Von Falk Steiner | 16.08.2014
    Satellitenschüsseln des Ionosphäreninstituts des Bundesnachrichtendienstens (BND) bei Rheinhausen (Baden-Württemberg)
    Satellitenschüsseln des BND bei Rheinhausen: Der BND soll im Nahen Osten die Satellitenkommunikation abgehört haben, über die das Telefonat stattgefunden habe. (dpa/picture alliance/Patrick Seeger)
    Als die NSA-Affäre im vergangenen Herbst nach der Bundestagswahl erneut Fahrt aufnahm, stellte die Kanzlerin eines klar:
    "Abhören unter Freunden, das geht gar nicht. Und zwar gegenüber niemandem. Das gilt für jeden Bürger und jede Bürgerin Deutschlands, dafür bin ich als Bundeskanzlerin auch verantwortlich, das durchzusetzen."
    So Angela Merkel, als bekannt wurde, dass eines ihrer Mobiltelefone von US-Nachrichtendiensten abgehört worden war. Nun stellt sich heraus: Der Bundesnachrichtendienst soll bei seinen Spähaktivitäten auch mindestens ein Telefonat der damaligen US-Außenministerin Hillary Clinton mitgeschnitten haben.
    Clinton sei nicht das Ziel des Lauschangriffs gewesen, sondern eher zufällig Ziel des BND-Lauschangriffs geworden, berichten Süddeutsche Zeitung, NDR und WDR. Clinton habe im Nahen Osten mit dem ehemaligen UN-Generalsekretär Kofi Annan telefoniert, berichtet heute der Spiegel. Der BND habe im Nahen Osten die Satellitenkommunikation abgehört, über die das Telefonat stattgefunden habe. Der Spiegel berichtet zudem, dass auch Kommunikation des derzeitigen US-Außenministers John Kerry vom BND abgehört wurde.

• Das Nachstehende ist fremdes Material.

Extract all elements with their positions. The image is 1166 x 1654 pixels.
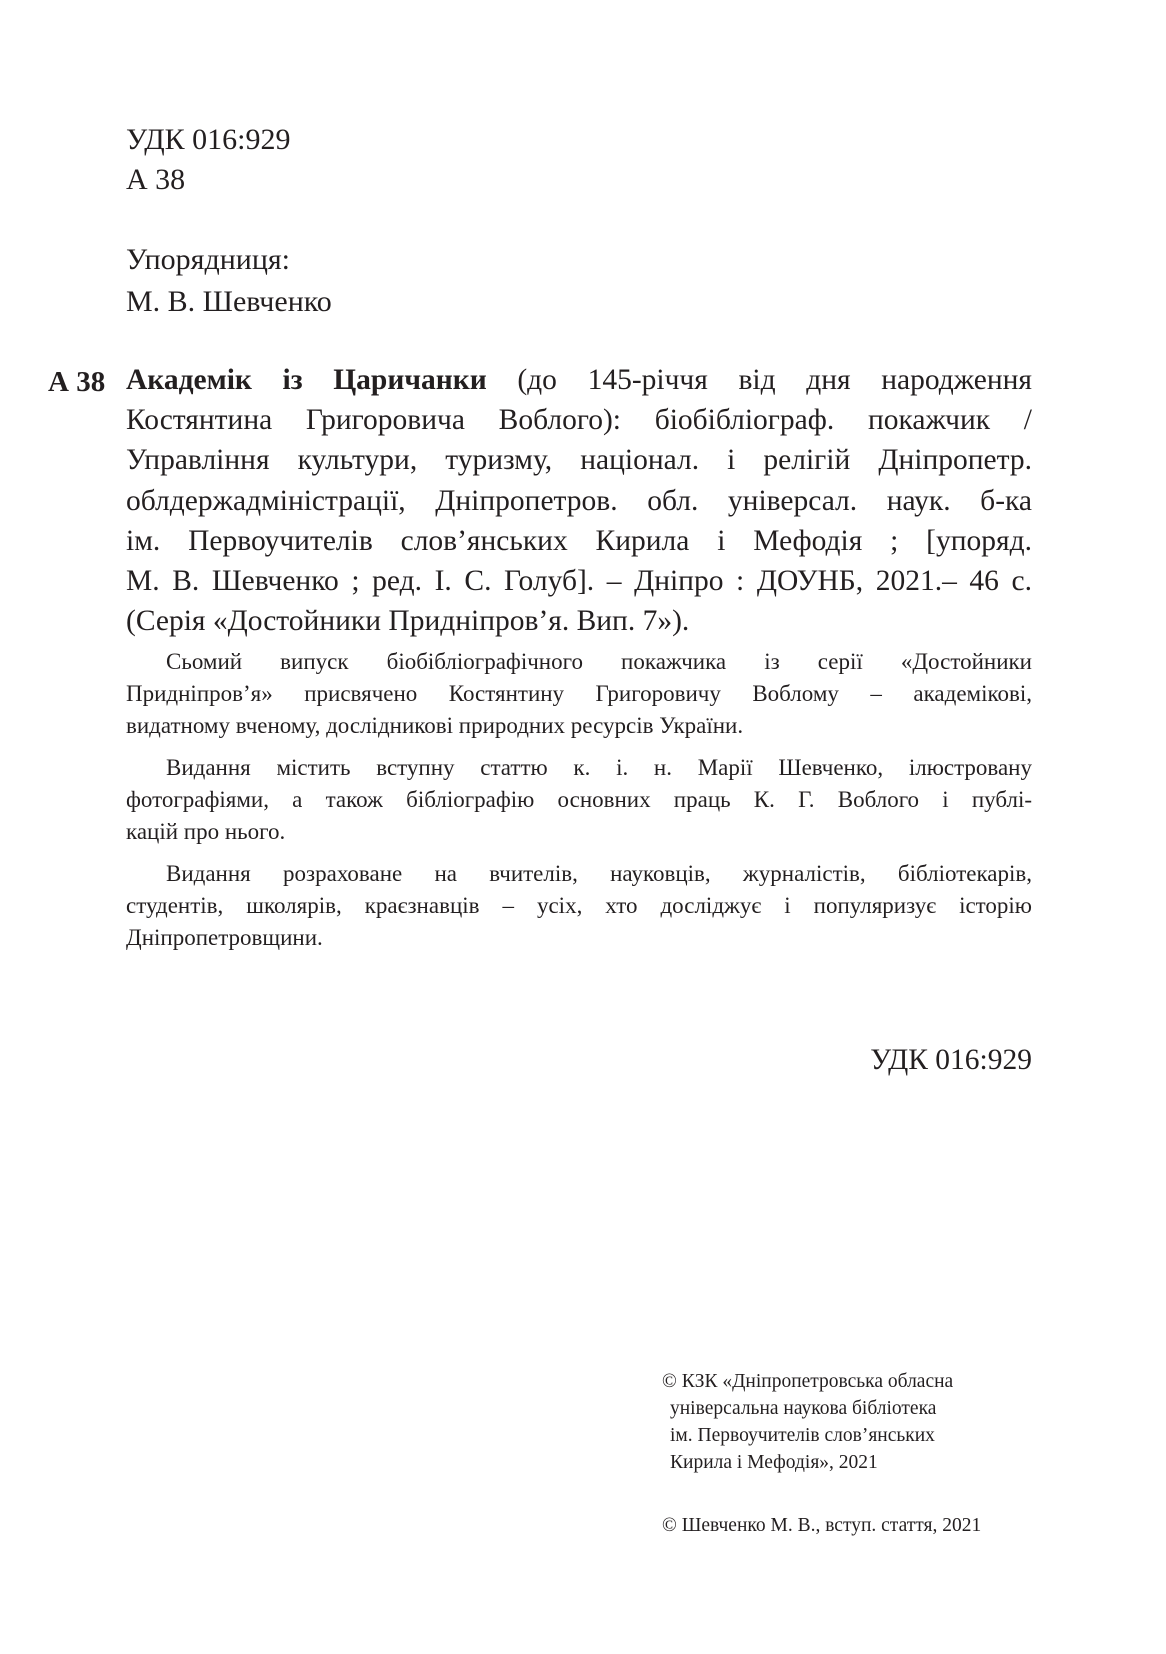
- abstract-line: Сьомий випуск біобібліографічного покажчика із серії «Достойники: [166, 649, 1032, 674]
- copyright-line: ім. Первоучителів слов’янських: [670, 1425, 935, 1446]
- udk-code: УДК 016:929: [126, 123, 291, 156]
- abstract-paragraph-3: [126, 858, 1032, 954]
- copyright-author: © Шевченко М. В., вступ. стаття, 2021: [662, 1515, 982, 1536]
- abstract-line: студентів, школярів, краєзнавців – усіх, хто досліджує і популяризує історію: [126, 893, 1032, 918]
- copyright-line: Кирила і Мефодія», 2021: [670, 1452, 878, 1473]
- abstract-line: кацій про нього.: [126, 819, 286, 844]
- abstract-line: Придніпров’я» присвячено Костянтину Григоровичу Воблому – академікові,: [126, 681, 1032, 706]
- entry-line-6: М. В. Шевченко ; ред. І. С. Голуб]. – Дніпро : ДОУНБ, 2021.– 46 с.: [126, 565, 1032, 598]
- udk-code-bottom: УДК 016:929: [870, 1044, 1032, 1076]
- copyright-library: [662, 1368, 953, 1476]
- copyright-line: © КЗК «Дніпропетровська обласна: [662, 1371, 954, 1392]
- abstract-line: Видання розраховане на вчителів, науковців, журналістів, бібліотекарів,: [166, 861, 1032, 886]
- entry-line-1: [126, 360, 1032, 400]
- abstract-line: видатному вченому, дослідникові природних ресурсів України.: [126, 713, 744, 738]
- entry-title: Академік із Царичанки: [126, 364, 487, 396]
- abstract-line: фотографіями, а також бібліографію основних праць К. Г. Воблого і публі-: [126, 787, 1032, 812]
- bibliographic-entry: [126, 360, 1032, 641]
- entry-line-5: ім. Первоучителів слов’янських Кирила і Мефодія ; [упоряд.: [126, 524, 1032, 557]
- entry-line-7: (Серія «Достойники Придніпров’я. Вип. 7»).: [126, 605, 690, 638]
- entry-line-4: облдержадміністрації, Дніпропетров. обл. універсал. наук. б-ка: [126, 484, 1032, 517]
- abstract-line: Видання містить вступну статтю к. і. н. Марії Шевченко, ілюстровану: [166, 755, 1032, 780]
- compiler-label: Упорядниця:: [126, 243, 291, 276]
- abstract-paragraph-2: [126, 752, 1032, 848]
- entry-line-3: Управління культури, туризму, націонал. і релігій Дніпропетр.: [126, 444, 1032, 477]
- entry-line-1-text: (до 145-річчя від дня народження: [486, 364, 1033, 396]
- author-mark: А 38: [126, 163, 186, 196]
- entry-margin-code: А 38: [48, 366, 106, 398]
- abstract: [126, 646, 1032, 964]
- copyright-line: універсальна наукова бібліотека: [670, 1398, 937, 1419]
- compiler-name: М. В. Шевченко: [126, 285, 332, 318]
- abstract-line: Дніпропетровщини.: [126, 925, 323, 950]
- abstract-paragraph-1: [126, 646, 1032, 742]
- entry-line-2: Костянтина Григоровича Воблого): біобібліограф. покажчик /: [126, 404, 1032, 437]
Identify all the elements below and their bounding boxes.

    Von Notz: "Bundesregierung agiert mit zweierlei Maß"
    Der CSU-Innenpolitiker Hans-Peter Uhl sagte der Bild-Zeitung, er sei sehr misstrauisch, was den Bericht betrifft. Der BND müsse zu den Vorwürfen im Kontrollgremium für die Geheimdienste Stellung nehmen.
    Jan Korte, stellvertretender Linken-Fraktionsvorsitzender forderte "schnelle und vollständige Aufklärung", der BND sei "ganz offenkundig ein Staat im Staate geworden", so Korte gegenüber Handelsblatt Online.
    Der Grünen-Abgeordnete und Obmann im NSA-Untersuchungsausschuss Konstantin von Notz sagte dem Deutschlandradio Hauptstadtstudio:
    "Erst mal ist es ein Skandal an sich, dass die Bevölkerung und die Abgeordneten das aus den Medien erfahren, es war in den letzten Monaten die Zeit und auch massenhaft Gelegenheit, das in den verschiedenen Gremien zu erzählen, das hat die Bundesregierung verschwiegen."
    Die Bundesregierung müsse klarstellen, was genau getan werde, denn derzeit sei eines offensichtlich:
    "Man hat das Gefühl, die Bundesregierung agiert hier bigott und mit zweierlei Maß."
    Überwacht der BND systematisch die Türkei?
    Der Grünen-Abgeordnete Hans-Christian Ströbele, Mitglied im Parlamentarischen Kontrollgremium für die Nachrichtendienste fordert Aufklärung von der Bundesregierung, was genau geschehen ist. Er sagte dem Deutschlandradio Hauptstadtstudio:
    "Da gibt's einen substanziellen Unterschied, ob man ausländische, befreundete Regierungschefs gezielt ausspäht, und zwar über Jahre, möglicherweise ein ganzes Jahrzehnt lang, und ob man Beifang, also Telefonate, die man aufgenommen hat auswertet und sich mit denen befasst."
    Die Aufzeichnungen der Telefonate hätten vom BND eigentlich vernichtet werden sollen, so die Medienberichte, doch mit der Vernichtung des Clinton-Telefonats sei ausgerechnet jener Mitarbeiter des BND beauftragt worden, der nun im Verdacht steht, als Agent für US-Geheimdienste tätig gewesen zu sein. Dieser habe Dokumente zu dem Vorgang den USA zugänglich gemacht. Vertreter der USA hätten bei Gesprächen in den vergangenen Monaten die deutsche Abhörpraxis thematisiert. Angeblich sollen solche zufälligen Mitschnitte, bei denen befreundete Staaten involviert sind, beim BND seit Mitte vergangenen Jahres sofort vernichtet werden.
    Noch kritischer könnte außenpolitisch eine andere Enthüllung sein: Laut Spiegel überwacht der Bundesnachrichtendienst gezielt und systematisch den NATO-Partner Türkei. Die Türkei stehe seit 2009 bis heute als Ziel der Auslandsaufklärer im sogenannten Auftragsprofil der Bundesregierung für den Bundesnachrichtendienst.